"Dull and monotonous!" he exclaimed. "Why, I have been preaching to him all the morning that he should be delighted to come down into the quietude of the country, as a sort of moral bath after the insensate racket of that London whirl. But no one ever knows how well off he is," he continued, as they walked along between the fragrant hawthorn hedges; "it's the lookers-on who know. Good gracious, what wouldn't I give to be in Linn's place!"

"Do you mean in London, Mr. Mangan?" she asked, and for an instant the pretty gray eyes looked up.

"Certainly not!" he said, with unnecessary warmth. "I mean here. If I could run down of a Sunday to a beautiful, quiet, old-fashioned place like this, and find myself in my own home, among my own people, I wonder how many Sundays would find me in London? You can't imagine, you have no idea, what it is to live quite alone in London, with no one to turn to but club acquaintances; and I think Sunday is the worst day of all, especially if it is fine weather, and all the people have gone to the country or the seaside to spend the day with their friends."

"But, Mr. Mangan," said Miss Francie Wright, gently, "I am sure, whenever you have a Sunday free like that, we should be only too glad if you would consider us your friends—unless you think the place too dreadfully tedious, as I'm afraid my cousin finds it."

"It is very kind of you—very," said he. "And I know the old doctor and Mrs. Moore like to see me well enough, for I

bring down their boy to them; but if I came by myself, I'm afraid they wouldn't care to have an idling, dawdling fellow like me lounging about the place of a Sunday afternoon."

"Will you come and try, Mr. Mangan?" said she, quietly. "For Linn's sake alone I know they would be delighted to have you here. And if it is rest and quiet you want, can't we give you the garden and a book?"

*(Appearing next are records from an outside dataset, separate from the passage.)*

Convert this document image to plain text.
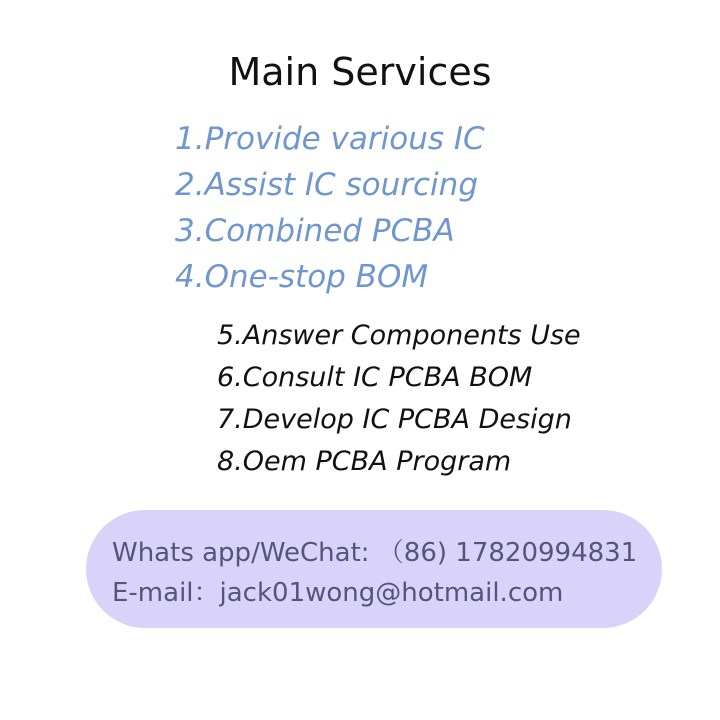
Main Services
1.Provide various IC
2.Assist IC sourcing
3.Combined PCBA
4.One-stop BOM
5.Answer Components Use
6.Consult IC PCBA BOM
7.Develop IC PCBA Design
8.Oem PCBA Program
Whats app/WeChat: （86) 17820994831
E-mail：jack01wong@hotmail.com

"You mustn't put such visions before me," he said. "It's too good to be true. I should be sighing for Paradise all through the week and forgetting my work. And shouldn't I hate to wake up on Monday morning and find myself in London!"

"You might wake up on Monday morning, and find yourself in Winstead," said she, "if you would take Linn's room for the night."

"Ah, no," he said, "it isn't for the like of me to try to take Linn's place in any way whatever. He has always had everything—everything seemed to come to him by natural right; and then he has always been such a capital fellow, so modest and unaffected and generous, that nobody could ever grudge him his good-fortune. Prince Fortunatus he always has been."